One reason is that Davis was locked in on him. The governor spent $10 million on ads attacking Riordan, in part because Davis wanted to run in the general election against a guy he figured would be easier to beat, businessman Bill Simon. But Davis wasn't the reason Riordan went from a 60-point lead in the polls to an 18-point loss Tuesday. And Simon, a guy with no political experience who shocked everyone by wining the GOP nomination, wasn't the reason either. Riordan has only himself to blame, for a lackluster campaign that he was never prepared to run.

President Bush and his political guru Karl Rove were big Riordan backers, and the former Los Angeles mayor came back into politics at Bush's urging.

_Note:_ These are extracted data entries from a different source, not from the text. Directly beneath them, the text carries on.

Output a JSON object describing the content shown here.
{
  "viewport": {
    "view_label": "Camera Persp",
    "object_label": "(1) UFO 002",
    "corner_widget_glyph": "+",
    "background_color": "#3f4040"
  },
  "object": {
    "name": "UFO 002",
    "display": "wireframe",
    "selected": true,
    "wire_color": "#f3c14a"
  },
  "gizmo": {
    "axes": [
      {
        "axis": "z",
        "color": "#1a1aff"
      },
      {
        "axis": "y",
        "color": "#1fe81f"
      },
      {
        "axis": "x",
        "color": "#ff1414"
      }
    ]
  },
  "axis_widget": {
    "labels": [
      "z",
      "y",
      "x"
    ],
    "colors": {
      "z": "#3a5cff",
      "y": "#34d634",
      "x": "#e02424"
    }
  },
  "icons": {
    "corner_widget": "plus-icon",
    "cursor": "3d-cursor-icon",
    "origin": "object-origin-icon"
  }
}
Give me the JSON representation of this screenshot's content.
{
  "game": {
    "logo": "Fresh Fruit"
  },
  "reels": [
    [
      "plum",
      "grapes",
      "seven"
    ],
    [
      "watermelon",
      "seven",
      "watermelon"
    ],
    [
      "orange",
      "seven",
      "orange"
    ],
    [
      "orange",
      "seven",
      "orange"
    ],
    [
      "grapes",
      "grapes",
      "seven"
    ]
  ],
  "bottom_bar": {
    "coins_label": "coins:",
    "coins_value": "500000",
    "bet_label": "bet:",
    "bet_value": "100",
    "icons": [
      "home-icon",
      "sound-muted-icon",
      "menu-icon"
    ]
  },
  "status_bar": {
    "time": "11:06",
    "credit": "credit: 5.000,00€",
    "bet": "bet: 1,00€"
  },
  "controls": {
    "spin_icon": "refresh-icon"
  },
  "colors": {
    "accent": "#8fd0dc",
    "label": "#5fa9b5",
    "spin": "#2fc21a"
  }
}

But Riordan never seemed especially enthused. He didn't bother to prepare for politics outside Los Angeles. He displayed little knowledge of statewide issues, once telling farmers that his plan for helping agriculture was to hire the best experts on the subject.

Meanwhile, his staff kept turning over, disillusioned by the candidate's lack of focus and refusal to stay on message. Riordan never built ties to Republican consultants when he was mayor of a big Democratic city, and the GOP folks he hired for this race kept quitting on him. Communication was a problem. His staff didn't even know about a 1991 TV interview in which the supposedly pro-choice Riordan condemned abortion as murder until newspapers reported it. Davis, who saw in Riordan a moderate Republican who was his most dangerous potential opponent in the general election, jumped all over that, running ads showing the damaging clip.

Now Davis has the Republican he wants. But he may regret what he paid for. Simon, an investment guru with a portfolio of liabilities Riordan could have used against him — he's never held office before, he's voted only sporadically, and he's only lived in California for 12 years — still ran a surprisingly strong campaign. He took a slow, prudent approach to the primary, getting his name out and wooing key party leaders. But he'll have to ratchet up his game if he plans to beat Davis, who despite his gray personality is a smart and tenacious campaigner. The governor is already painting Simon as the second coming of Pat Buchanan.

For their part, Bush and Rove didn't lose as much as some claim when their anointed candidate crashed and burned. But they were reminded that all politics is local. The President, despite his high popularity, cannot carry a candidate by himself. Still, Simon will take the help, and Bush is already reaching out. He called Simon at a post primary party, and told him "I know you can beat Gray Davis and I want to help you in any way I can."

Riordan's biggest mistake was ignoring Bill Simon until it was too late. He thought his party would see him as the only hope of beating Davis and, thinking he already had the nomination sewn up, played up his moderate side, even scheduling a gay rights breakfast. Davis hit him from one side with ads calling him a flip-flopper. Simon hit him from the other, playing on the party faithful's doubts about what Riordan stood for. Voters listened to them both.